Natasha Mayers of St Vincent and the Grenadines now wins Commonwealth gold, only the second ever for the country.
The bronze medal now goes to Delphine Atangana of Cameroon.
A statement from the Commonwealth Games Federation confirmed the result of the B sample.
It added that documents relating to the athlete had been referred to the International Association of Athletics Federations "for whatever subsequent action it might consider appropriate".
Osayemi's sample contained traces of banned stimulant methylhexaneamine, which has only recently been added to the World Anti-Doping Agency's prohibited list.
Games chief confirms initial failed drugs test
The 24-year-old requested the testing of her B sample after she was provisionally suspended following the initial test.
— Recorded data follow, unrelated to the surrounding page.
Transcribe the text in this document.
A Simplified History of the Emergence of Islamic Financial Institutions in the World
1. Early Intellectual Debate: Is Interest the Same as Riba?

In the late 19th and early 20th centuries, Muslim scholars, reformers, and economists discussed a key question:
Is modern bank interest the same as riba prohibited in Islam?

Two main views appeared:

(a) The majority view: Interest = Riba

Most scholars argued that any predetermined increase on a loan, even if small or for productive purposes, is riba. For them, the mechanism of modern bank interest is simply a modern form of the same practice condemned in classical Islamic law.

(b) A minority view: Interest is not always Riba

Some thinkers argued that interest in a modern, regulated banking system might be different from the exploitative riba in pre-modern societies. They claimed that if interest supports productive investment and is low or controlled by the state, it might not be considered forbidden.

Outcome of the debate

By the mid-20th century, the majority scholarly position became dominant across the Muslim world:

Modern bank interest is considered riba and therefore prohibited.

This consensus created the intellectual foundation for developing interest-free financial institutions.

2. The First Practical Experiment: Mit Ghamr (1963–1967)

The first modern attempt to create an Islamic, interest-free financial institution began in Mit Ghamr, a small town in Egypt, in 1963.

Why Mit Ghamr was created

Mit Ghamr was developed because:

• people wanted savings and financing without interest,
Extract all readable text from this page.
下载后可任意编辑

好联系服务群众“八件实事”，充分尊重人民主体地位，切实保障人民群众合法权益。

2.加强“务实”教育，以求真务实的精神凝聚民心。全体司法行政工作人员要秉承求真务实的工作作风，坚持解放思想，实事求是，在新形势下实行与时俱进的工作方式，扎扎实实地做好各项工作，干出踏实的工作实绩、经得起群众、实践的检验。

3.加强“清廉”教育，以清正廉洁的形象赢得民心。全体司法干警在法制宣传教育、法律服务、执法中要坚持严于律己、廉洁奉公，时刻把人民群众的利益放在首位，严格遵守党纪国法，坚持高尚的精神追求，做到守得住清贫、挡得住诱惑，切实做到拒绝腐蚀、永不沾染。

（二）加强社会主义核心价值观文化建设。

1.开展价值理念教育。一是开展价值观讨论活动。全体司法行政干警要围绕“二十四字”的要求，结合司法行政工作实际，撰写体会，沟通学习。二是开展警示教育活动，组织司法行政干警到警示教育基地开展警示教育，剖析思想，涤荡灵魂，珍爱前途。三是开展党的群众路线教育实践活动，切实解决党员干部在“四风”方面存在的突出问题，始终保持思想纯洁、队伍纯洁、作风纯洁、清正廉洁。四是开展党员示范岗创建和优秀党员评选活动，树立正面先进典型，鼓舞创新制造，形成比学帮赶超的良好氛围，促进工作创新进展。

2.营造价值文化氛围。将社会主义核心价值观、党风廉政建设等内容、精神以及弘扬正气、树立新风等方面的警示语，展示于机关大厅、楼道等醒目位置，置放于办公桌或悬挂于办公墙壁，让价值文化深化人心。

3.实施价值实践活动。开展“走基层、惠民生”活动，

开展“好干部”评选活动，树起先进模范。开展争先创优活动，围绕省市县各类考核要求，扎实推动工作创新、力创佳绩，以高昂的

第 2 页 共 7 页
She could now face a two-year ban.
Methylhexaneamine is the same drug several Indian athletes, including weightlifter Sanamacha Chanu and swimmers Richa Mishra and Jyotsana Pansare, were found to have used in September.
Wada subsequently moved it to the non-specified list, meaning it can be used with a therapeutic use exception certificate.
The Indians subsequently appealed against their bans but there has been no verdict yet.
According to companies that market products that contain methylhexaneamine, the drug stimulates the central nervous system.
It gives the body an energy boost by increasing the body's metabolic rate.
After the initial suspension, Nigeria's Athletics Federation president, Solomon Ogba, reportedly claimed Osayemi was given prescription medicine to fight a nagging toothache.
"She took medication for her toothache and we strongly suspect that it was that, which led to her failed drug test," he stated.
The BBC's Steve Cram was not surprised to hear that this particular drug was involved.
"The stimulant she has been caught for has caused problems for athletes over the past year," he said.
"It's a commonly used stimulant as a nasal decongestant and, leading into the Games, there were 11 Indians from different sports who had tested positive for methylhexaneamine, so it's pretty prevalent."